Historical data set description
The historical data set is formed by two types of files: files with raw information from the assets and files with weather forecasting. Both types of files will contain information corresponding to one month. The historical data set will provide 5 months of data (April - August 2015), and hence, five raw information files and 5 weather forecasting files will be provided in separate folders.
Raw information from the assets
The raw information data will be provided as CSV files of approximately 10GB each in “vertical” format (asset, date, time, variable, value) with a secundal data frequency, and will contain the raw data extracted from five wind turbines belonging to the same wind farm. Each file will contain information from the five assets for a period of one month.
As in the 1st phase, an XML file will be provided with the variables mapping.
The historical data set is similar to the one the candidates were asked to process in the 1st phase. Candidates will likely use the solution proposed during the 1st phase to “horizontalize” the dataset calculating ten-minute averages. Since the volume of data in the 2nd phase is larger, those candidates having troubles to process the data could contact NEM to ask for an already daily processed data set. This additional dataset will not be available until one week after the 2nd phase starting day.
Weather forecasting
The weather forecasting data will be provided as CSV files in “horizontal” format (asset, timestamp, range, wind speed, ambient temperature) with a hourly data frequency. The timestamp column indicates the time at which the weather forecasting was obtained in UNIX time. The range column indicates the forecasting time as the number of seconds from the timestamp.

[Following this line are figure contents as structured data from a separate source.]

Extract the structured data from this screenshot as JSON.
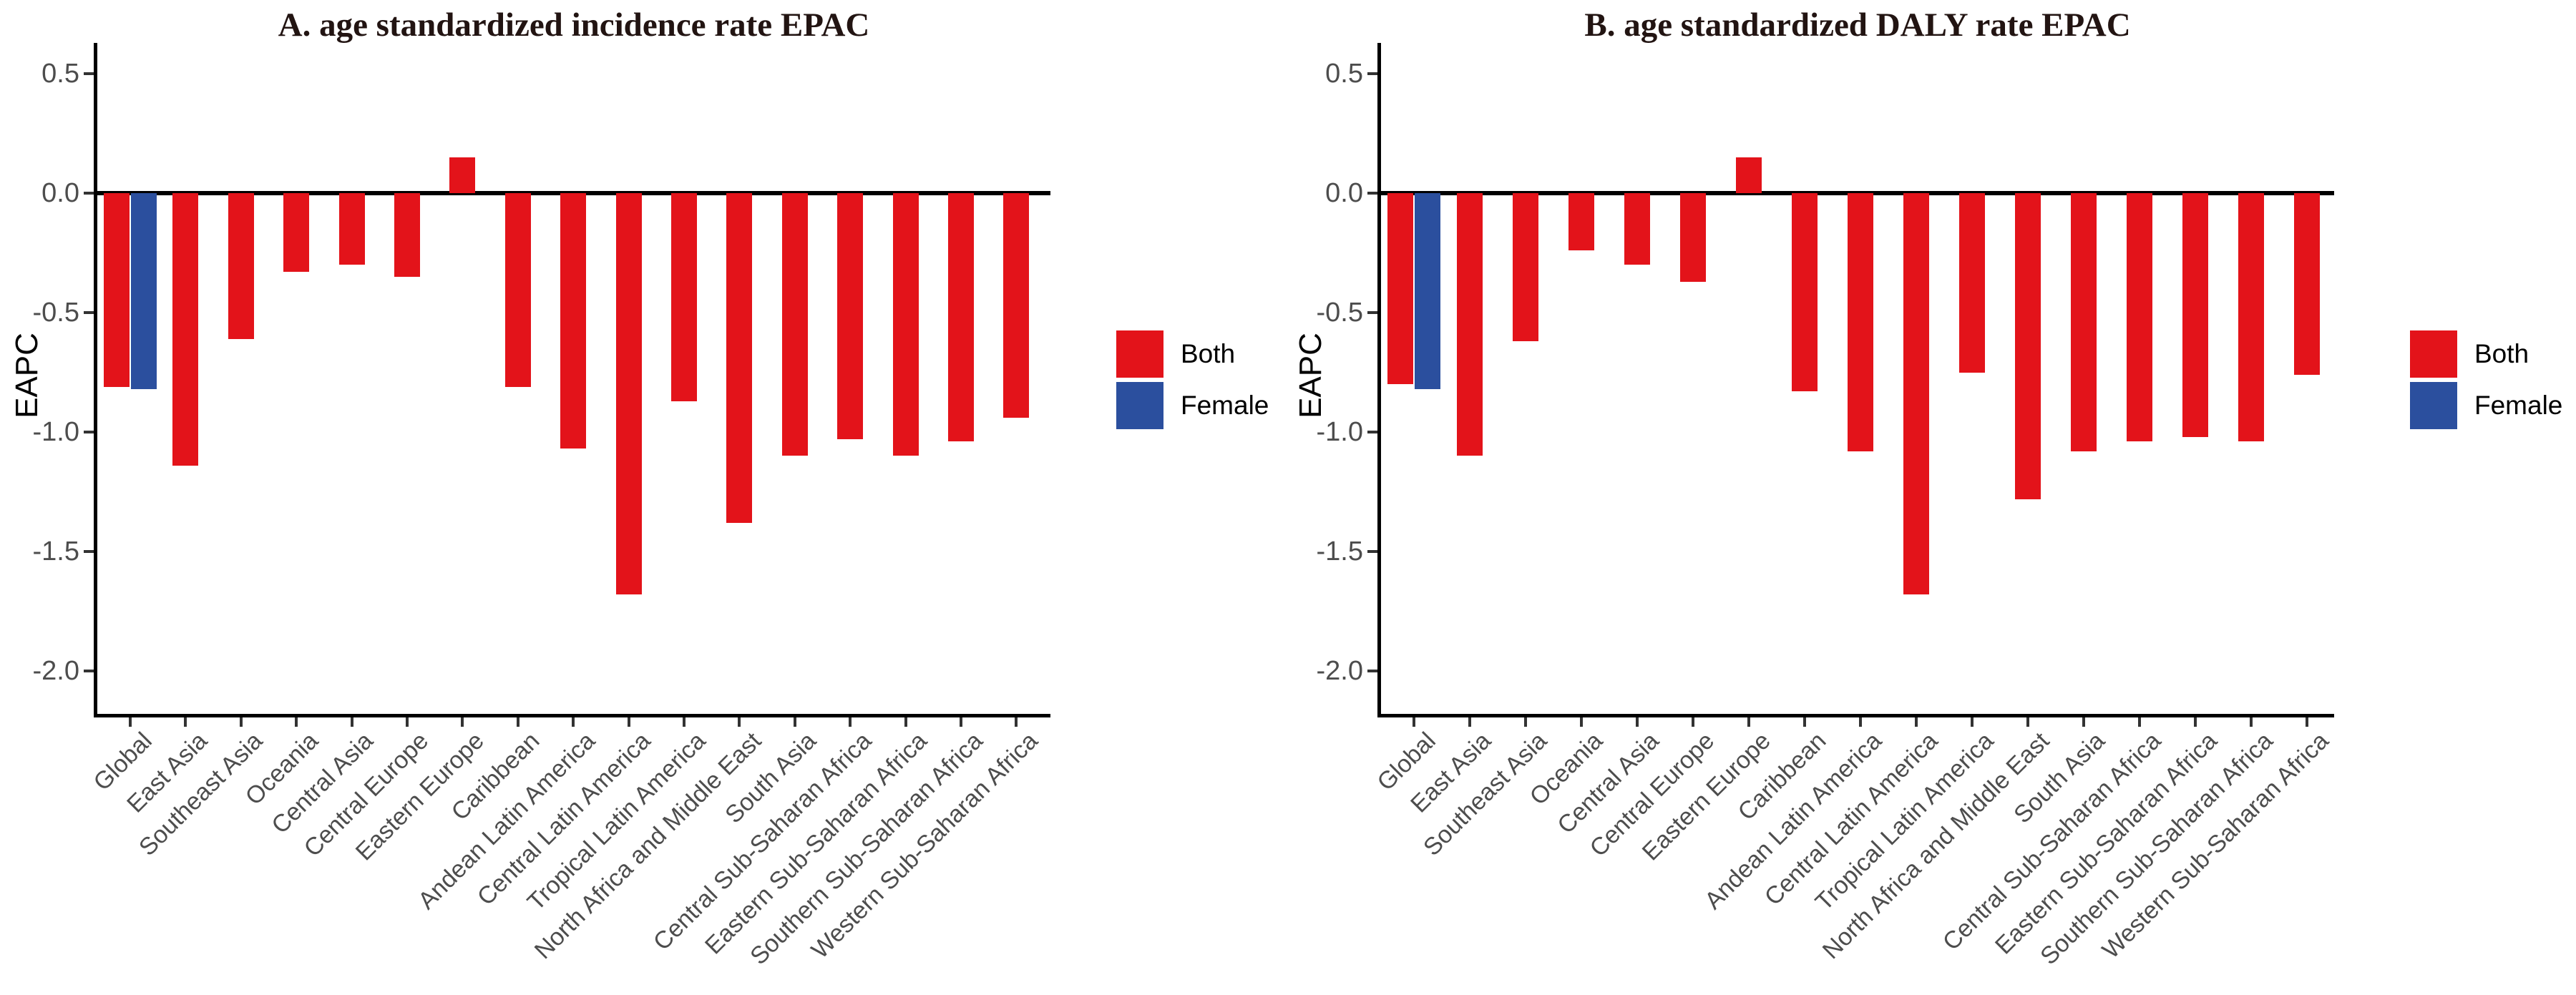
{
  "page": {
    "background": "#ffffff"
  },
  "legend": {
    "items": [
      {
        "label": "Both",
        "color": "#e3131a"
      },
      {
        "label": "Female",
        "color": "#2b4f9e"
      }
    ]
  },
  "chart_data": [
    {
      "type": "bar",
      "title": "A. age standardized incidence rate EPAC",
      "xlabel": "",
      "ylabel": "EAPC",
      "ylim": [
        -2.2,
        0.7
      ],
      "yticks": [
        "0.5",
        "0.0",
        "-0.5",
        "-1.0",
        "-1.5",
        "-2.0"
      ],
      "grid": false,
      "legend_position": "right",
      "categories": [
        "Global",
        "East Asia",
        "Southeast Asia",
        "Oceania",
        "Central Asia",
        "Central Europe",
        "Eastern Europe",
        "Caribbean",
        "Andean Latin America",
        "Central Latin America",
        "Tropical Latin America",
        "North Africa and Middle East",
        "South Asia",
        "Central Sub-Saharan Africa",
        "Eastern Sub-Saharan Africa",
        "Southern Sub-Saharan Africa",
        "Western Sub-Saharan Africa"
      ],
      "series": [
        {
          "name": "Both",
          "values": [
            -0.81,
            -1.14,
            -0.61,
            -0.33,
            -0.3,
            -0.35,
            0.15,
            -0.81,
            -1.07,
            -1.68,
            -0.87,
            -1.38,
            -1.1,
            -1.03,
            -1.1,
            -1.04,
            -0.94
          ]
        },
        {
          "name": "Female",
          "values": [
            -0.82,
            null,
            null,
            null,
            null,
            null,
            null,
            null,
            null,
            null,
            null,
            null,
            null,
            null,
            null,
            null,
            null
          ]
        }
      ]
    },
    {
      "type": "bar",
      "title": "B. age standardized DALY rate EPAC",
      "xlabel": "",
      "ylabel": "EAPC",
      "ylim": [
        -2.2,
        0.7
      ],
      "yticks": [
        "0.5",
        "0.0",
        "-0.5",
        "-1.0",
        "-1.5",
        "-2.0"
      ],
      "grid": false,
      "legend_position": "right",
      "categories": [
        "Global",
        "East Asia",
        "Southeast Asia",
        "Oceania",
        "Central Asia",
        "Central Europe",
        "Eastern Europe",
        "Caribbean",
        "Andean Latin America",
        "Central Latin America",
        "Tropical Latin America",
        "North Africa and Middle East",
        "South Asia",
        "Central Sub-Saharan Africa",
        "Eastern Sub-Saharan Africa",
        "Southern Sub-Saharan Africa",
        "Western Sub-Saharan Africa"
      ],
      "series": [
        {
          "name": "Both",
          "values": [
            -0.8,
            -1.1,
            -0.62,
            -0.24,
            -0.3,
            -0.37,
            0.15,
            -0.83,
            -1.08,
            -1.68,
            -0.75,
            -1.28,
            -1.08,
            -1.04,
            -1.02,
            -1.04,
            -0.76
          ]
        },
        {
          "name": "Female",
          "values": [
            -0.82,
            null,
            null,
            null,
            null,
            null,
            null,
            null,
            null,
            null,
            null,
            null,
            null,
            null,
            null,
            null,
            null
          ]
        }
      ]
    }
  ]
}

Evaluation data set description
The evaluation data set is formed by several sets of two files corresponding to different evaluation journeys:
- A CSV file containing 10-minute averages of the raw information in “horizontal” format, extracted from the five assets during a single journey (24 hours).
- A CSV file containing hourly weather forecasting for the next 7 days to the journey.
The candidates will be asked to make use of the evaluation data set to generate the deliverables for their submission to NEM.
DELIVERABLES
The candidates should develop a module capable of estimating the energy a wind turbine will produce during the next 7 days. The candidates should deliver the following items before the deadline:
- Energy predictions: for each journey in the evaluation data set, candidates should provide a CSV file in “vertical” format (asset, range, energy production), with the 10-minute predicted energy production of the five assets during the next 7 days.
- Source code: the source code implementing the module.
- Brief report: a PDF file, no longer than 5 pages, describing the proposed approach.
Note: if the candidates follow several approaches to predict the 10-minute energy production, they can send the “Energy predictions” for each approach in separate files, and describe the approaches in the “Brief report”.
EVALUATION CRITERIA
The candidates will be evaluated according to the following two criteria:
- Prediction accuracy: several evaluation metrics such as the sum of squared residuals, the coefficient of determination (R2), etc. will be calculated on the Energy predictions. To that effect, NEM disposes of the actual Energy production measurements corresponding to the Evaluation data set. The actual Energy production measurements will not by any means be accessible to the candidates until the second phase is over.
- Clarity of exposition: the capacity of the candidate to clearly explain the proposed approach in the Brief report.